Monday, September 27, 2010

Review - The 9 Natural Laws of Leadership by Warren Blank and Aaron Brown


Short review: A quirky book that tries to compare leadership to quantum physics.

Haiku
With natural laws
Leadership's like quantum physics
Well, no, not really

Full review: The 9 Natural Laws of Leadership is one of the many management advice books one can pick up that claim to offer suggestions that will transform the reader from an ineffective bumbler to a skilled leader who will inspire those around them into heroic efforts on the job. Given that the market for such books is so saturated, each new book must come up with some sort of unique element that will set it apart from the crowd. To this end, Warren Blank and Aaron Brown made the rather odd choice to try to draw a parallel between leadership in the workplace and physics. The authors assert that they are not so much creating the concepts outlined in the book as discovering them, much as physicists through history have discovered the laws of the universe, hence they are revealing the "natural laws" of leadership rather than inventing them.

The authors carry the physics analogy even further, stressing a difference between their theory of leadership, which they compare to quantum mechanics and dub "quantum leadership" and the traditional thinking concerning management and leadership which they compare to Newtonian or "classical" physics. One of the central arguments of the book, built upon this comparison of quantum mechanics and leadership, is that leadership is not a continuous attribute, but rather a phenomenon that happens in reference to discrete events. The laws also emphasize that leadership results not from position, but from the willingness of others to follow the person who seizes the initiative and takes the lead. In effect, the theory allows for the book to be of interest not just to people in management positions, but to anyone who thinks that they could be a "leader". A cynic might suggest that this allows for more books to be sold. An optimist might decide that the theory is just that good.

Although I'm not entirely convinced, I lean a little towards the optimistic side of the coin with respect to the strategies outlined in the book. The nine laws, as outlined in the book, generally seem like good guidelines, although some are so trivially obvious that their inclusion seems almost extraneous, and others are phrased in such "New Age" style language as to make them seem silly, such as "Leadership is a field of interaction", and "Consciousness . . . creates leadership". These elements, however, seem to hover on the fringes of the argument, apparently placed into the framework to get to the presumably pleasing number of nine laws. The core argument - that leadership is an event based phenomenon in which one seizes the initiative and inspires willing followers - seems to be a fundamentally sound one.

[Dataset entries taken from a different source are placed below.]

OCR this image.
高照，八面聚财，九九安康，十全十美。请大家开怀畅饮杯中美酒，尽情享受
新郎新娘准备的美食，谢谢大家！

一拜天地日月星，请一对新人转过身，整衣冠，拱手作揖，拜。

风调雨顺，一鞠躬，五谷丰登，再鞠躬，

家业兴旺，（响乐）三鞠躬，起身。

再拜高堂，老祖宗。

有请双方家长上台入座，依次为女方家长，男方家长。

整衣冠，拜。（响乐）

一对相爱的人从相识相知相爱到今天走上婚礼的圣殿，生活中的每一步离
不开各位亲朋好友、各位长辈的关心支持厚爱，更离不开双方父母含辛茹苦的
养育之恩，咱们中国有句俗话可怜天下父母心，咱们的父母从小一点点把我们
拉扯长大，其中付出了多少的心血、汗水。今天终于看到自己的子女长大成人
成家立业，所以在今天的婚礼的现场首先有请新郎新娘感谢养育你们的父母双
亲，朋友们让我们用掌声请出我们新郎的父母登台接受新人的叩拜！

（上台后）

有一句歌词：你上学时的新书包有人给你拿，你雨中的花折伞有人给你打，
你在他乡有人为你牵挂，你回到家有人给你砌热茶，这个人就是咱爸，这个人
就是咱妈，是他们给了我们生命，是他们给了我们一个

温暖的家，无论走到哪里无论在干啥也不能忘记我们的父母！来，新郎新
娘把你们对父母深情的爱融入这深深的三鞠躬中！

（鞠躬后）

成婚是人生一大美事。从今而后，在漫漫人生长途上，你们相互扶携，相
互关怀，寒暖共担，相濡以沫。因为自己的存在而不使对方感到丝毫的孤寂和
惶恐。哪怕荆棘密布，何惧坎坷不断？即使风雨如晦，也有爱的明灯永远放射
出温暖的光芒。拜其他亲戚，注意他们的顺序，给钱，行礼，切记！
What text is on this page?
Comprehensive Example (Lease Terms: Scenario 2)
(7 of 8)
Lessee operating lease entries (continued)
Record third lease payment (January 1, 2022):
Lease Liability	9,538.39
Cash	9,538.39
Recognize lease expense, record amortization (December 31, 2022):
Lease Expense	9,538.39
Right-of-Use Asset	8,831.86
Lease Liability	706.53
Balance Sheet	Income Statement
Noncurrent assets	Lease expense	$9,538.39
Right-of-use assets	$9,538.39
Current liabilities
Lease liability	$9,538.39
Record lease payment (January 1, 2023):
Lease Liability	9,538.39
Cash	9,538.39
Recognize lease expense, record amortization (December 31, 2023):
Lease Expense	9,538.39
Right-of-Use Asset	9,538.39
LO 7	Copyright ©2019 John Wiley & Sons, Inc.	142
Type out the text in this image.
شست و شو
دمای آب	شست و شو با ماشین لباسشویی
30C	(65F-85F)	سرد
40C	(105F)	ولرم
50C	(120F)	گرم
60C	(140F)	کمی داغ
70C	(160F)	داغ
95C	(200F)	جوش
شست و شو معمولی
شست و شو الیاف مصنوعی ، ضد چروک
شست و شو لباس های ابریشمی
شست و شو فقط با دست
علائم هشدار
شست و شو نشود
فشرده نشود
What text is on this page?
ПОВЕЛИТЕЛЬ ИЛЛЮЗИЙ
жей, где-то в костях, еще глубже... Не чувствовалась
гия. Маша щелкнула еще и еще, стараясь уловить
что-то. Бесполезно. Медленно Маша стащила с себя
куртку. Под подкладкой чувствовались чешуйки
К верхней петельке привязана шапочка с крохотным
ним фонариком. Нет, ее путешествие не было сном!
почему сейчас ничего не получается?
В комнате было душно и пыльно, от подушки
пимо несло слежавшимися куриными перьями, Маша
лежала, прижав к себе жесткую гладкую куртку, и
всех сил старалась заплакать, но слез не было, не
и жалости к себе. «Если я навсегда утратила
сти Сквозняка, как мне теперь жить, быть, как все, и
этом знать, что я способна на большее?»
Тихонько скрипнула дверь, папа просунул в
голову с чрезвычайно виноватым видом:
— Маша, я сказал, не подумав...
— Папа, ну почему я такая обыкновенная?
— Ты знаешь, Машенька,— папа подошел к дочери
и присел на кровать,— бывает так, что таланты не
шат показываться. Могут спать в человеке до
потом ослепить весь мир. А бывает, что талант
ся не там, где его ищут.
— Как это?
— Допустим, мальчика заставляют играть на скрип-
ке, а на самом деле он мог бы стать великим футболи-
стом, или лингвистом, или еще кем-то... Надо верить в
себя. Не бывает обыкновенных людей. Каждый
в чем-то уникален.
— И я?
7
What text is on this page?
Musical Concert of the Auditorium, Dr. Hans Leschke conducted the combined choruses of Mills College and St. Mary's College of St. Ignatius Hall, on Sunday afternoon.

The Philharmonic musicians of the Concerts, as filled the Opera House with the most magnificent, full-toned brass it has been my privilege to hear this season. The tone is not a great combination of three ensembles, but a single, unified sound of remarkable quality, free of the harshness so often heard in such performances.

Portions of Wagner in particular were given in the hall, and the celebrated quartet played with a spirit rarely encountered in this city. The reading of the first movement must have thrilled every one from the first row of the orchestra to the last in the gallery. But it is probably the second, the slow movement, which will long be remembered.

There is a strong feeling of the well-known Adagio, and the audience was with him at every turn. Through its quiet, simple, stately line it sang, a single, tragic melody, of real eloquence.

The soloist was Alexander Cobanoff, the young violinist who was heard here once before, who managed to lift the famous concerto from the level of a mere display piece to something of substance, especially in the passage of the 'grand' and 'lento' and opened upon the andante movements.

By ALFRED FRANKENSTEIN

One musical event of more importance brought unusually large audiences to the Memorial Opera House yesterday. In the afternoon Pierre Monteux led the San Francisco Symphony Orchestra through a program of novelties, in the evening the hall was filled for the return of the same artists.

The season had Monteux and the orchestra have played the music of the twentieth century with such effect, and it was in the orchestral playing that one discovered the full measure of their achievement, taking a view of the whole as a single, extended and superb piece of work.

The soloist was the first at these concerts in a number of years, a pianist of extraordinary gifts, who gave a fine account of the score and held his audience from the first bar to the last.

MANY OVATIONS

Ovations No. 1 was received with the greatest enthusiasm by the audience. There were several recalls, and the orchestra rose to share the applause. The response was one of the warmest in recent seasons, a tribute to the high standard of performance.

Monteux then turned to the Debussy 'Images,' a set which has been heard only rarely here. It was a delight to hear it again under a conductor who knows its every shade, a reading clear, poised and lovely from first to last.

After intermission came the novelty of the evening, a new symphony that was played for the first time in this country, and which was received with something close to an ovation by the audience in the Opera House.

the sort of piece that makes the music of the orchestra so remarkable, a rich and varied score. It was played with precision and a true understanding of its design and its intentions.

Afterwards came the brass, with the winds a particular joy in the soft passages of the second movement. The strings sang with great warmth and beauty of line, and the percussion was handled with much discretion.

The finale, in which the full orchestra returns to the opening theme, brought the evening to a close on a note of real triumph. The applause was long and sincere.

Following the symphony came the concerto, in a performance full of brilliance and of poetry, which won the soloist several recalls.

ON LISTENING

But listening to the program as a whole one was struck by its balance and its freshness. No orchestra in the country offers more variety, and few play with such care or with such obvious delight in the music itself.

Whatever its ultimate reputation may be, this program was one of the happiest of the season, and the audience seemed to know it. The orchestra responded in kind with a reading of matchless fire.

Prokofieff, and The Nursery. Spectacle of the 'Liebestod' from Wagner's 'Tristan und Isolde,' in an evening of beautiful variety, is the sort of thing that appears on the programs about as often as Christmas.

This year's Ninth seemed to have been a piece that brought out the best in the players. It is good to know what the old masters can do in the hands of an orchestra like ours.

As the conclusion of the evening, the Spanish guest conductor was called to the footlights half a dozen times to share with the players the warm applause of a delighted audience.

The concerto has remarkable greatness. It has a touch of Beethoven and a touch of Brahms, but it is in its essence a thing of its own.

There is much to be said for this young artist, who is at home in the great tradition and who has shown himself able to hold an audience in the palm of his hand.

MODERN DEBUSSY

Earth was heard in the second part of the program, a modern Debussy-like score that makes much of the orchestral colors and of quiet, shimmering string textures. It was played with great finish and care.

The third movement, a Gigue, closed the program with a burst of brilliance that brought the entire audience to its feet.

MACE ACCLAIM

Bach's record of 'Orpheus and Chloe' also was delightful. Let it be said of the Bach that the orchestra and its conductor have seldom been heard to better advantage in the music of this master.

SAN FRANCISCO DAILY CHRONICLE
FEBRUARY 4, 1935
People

Unfortunately, the book suffers from a failing that seems to plague a lot of management advice books: while it gives a theoretical framework, and a couple of "examples" of the framework being put into action, the people who will be most effective at implementing the concepts from the book in the real world are people who were probably already really good at leading others to begin with. For those who are merely average or actually inept, the book will probably have far less utility, because telling someone that they must take risks and accept uncertainty is very different than giving them concrete strategies for actually doing things that will make them better in noticeable ways. In effect, this book, like so many similar books, is probably mostly effective for elevating good leaders to being great but less useful for changing bad leaders into decent ones. This isn't really a condemnation of the book, so much as it is a failing common to most books on this subject. That said, while I doubt the usefulness of the book will be diminished for those who are not good at leading already, the strategies outlined in the book should be of at least some value to anyone who reads it.

Despite a somewhat strangely constructed framing mechanism that compares the book's theory of leadership to quantum physics, and a couple of less than impressive or useful "natural laws", this is a fairly decent book about leadership. The overall thrust of the book makes a strong statement about what a leader is, and what leaders do. The only real weakness is that it is somewhat less than useful for making a leader out of someone who doesn't already know how to do the things that the authors assert are the components of seizing the leadership moment. However, this book will probably be of great value to someone who has skills but needs to focus them more effectively, and will be of at least some value even for those people who do not and want to try to acquire them.